Exercise 1(Begginer): Partitioning the pangenome

Since we have a very small pangenome we can know the partitions of our pangenome just by looking at a small table. Look at the mini_pangenom.tsv table and decide which families correspond to the Core, Shell and Cloud genomes.
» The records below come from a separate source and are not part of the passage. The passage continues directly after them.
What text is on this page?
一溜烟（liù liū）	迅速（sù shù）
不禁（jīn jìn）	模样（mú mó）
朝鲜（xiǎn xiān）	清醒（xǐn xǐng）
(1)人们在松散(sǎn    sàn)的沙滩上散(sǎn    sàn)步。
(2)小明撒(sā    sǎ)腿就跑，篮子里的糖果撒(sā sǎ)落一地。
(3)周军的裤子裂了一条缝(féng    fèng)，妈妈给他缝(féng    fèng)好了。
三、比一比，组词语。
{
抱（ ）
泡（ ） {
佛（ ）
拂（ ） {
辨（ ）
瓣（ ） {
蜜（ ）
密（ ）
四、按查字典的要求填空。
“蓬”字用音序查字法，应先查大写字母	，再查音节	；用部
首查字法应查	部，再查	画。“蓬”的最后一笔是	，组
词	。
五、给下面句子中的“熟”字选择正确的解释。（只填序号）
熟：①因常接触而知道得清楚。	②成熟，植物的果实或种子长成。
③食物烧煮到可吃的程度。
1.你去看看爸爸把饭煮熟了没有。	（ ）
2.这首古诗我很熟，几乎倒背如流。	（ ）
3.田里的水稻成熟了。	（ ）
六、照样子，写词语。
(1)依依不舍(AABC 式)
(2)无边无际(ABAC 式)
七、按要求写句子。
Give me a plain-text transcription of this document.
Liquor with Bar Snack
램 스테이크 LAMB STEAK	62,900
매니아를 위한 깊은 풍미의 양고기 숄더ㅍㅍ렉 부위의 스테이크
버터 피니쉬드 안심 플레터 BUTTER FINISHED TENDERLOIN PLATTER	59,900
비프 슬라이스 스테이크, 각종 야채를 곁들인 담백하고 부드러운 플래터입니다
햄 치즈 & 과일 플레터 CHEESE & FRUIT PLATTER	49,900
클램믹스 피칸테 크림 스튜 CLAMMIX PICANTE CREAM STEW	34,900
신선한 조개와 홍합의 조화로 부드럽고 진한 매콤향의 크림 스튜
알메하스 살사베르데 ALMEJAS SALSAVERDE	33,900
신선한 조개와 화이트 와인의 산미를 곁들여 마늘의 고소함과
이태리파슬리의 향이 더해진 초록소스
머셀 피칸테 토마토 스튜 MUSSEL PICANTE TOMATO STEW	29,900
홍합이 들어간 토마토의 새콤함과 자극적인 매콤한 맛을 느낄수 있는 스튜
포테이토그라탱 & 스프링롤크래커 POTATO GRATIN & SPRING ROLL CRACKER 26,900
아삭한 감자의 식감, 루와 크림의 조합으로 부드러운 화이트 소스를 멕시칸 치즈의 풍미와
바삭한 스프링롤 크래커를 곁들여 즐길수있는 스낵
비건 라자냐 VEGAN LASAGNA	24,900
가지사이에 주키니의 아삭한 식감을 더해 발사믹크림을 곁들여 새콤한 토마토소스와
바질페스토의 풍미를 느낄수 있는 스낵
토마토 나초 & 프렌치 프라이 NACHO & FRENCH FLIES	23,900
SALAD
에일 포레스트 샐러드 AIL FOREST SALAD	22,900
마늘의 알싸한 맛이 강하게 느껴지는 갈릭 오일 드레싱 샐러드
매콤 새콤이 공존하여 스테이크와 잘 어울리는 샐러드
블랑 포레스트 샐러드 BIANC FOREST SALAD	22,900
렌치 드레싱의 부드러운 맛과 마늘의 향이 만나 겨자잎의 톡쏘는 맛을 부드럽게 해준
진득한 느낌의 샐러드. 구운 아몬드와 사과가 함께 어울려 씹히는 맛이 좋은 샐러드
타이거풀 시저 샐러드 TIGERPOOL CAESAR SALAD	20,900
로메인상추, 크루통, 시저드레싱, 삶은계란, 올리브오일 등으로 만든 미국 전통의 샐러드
Note: You might want to download the file to your computer and open it in a spreadsheet program to read it easily.

Solution

Functional annotation of family No. Genomes Partition
30S ribosomal protein S16 4 Core
50S ribosomal protein L16 4 Core
Glutamate 5-kinase 1 4 Core
glycosyltransferase 4 Core
peptidase U32 family protein 4 Core
Putative N-acetylmannosamine-6-phosphate 2-epimerase 4 Core
Ribosome hibernation promotion factor 4 Core
UDP-N-acetylglucosamine–N-acetylmuramyl-(pentapeptide) pyrophosphoryl-undecaprenol N-acetylglucosamine transferase 4 Core
Glycine betaine transporter OpuD 2 Shell
Periplasmic murein peptide-binding protein 2 Shell
Replication protein RepB 2 Shell
Vitamin B12 import ATP-binding protein BtuD 2 Shell
bifunctional DNA primase/polymerase 1 Cloud
Glycosyltransferase GlyG 1 Cloud
PII-type proteinase 1 Cloud

Key Points

  • The Bidirectional Best-Hit algorithm groups sequences together into families according to the E-value.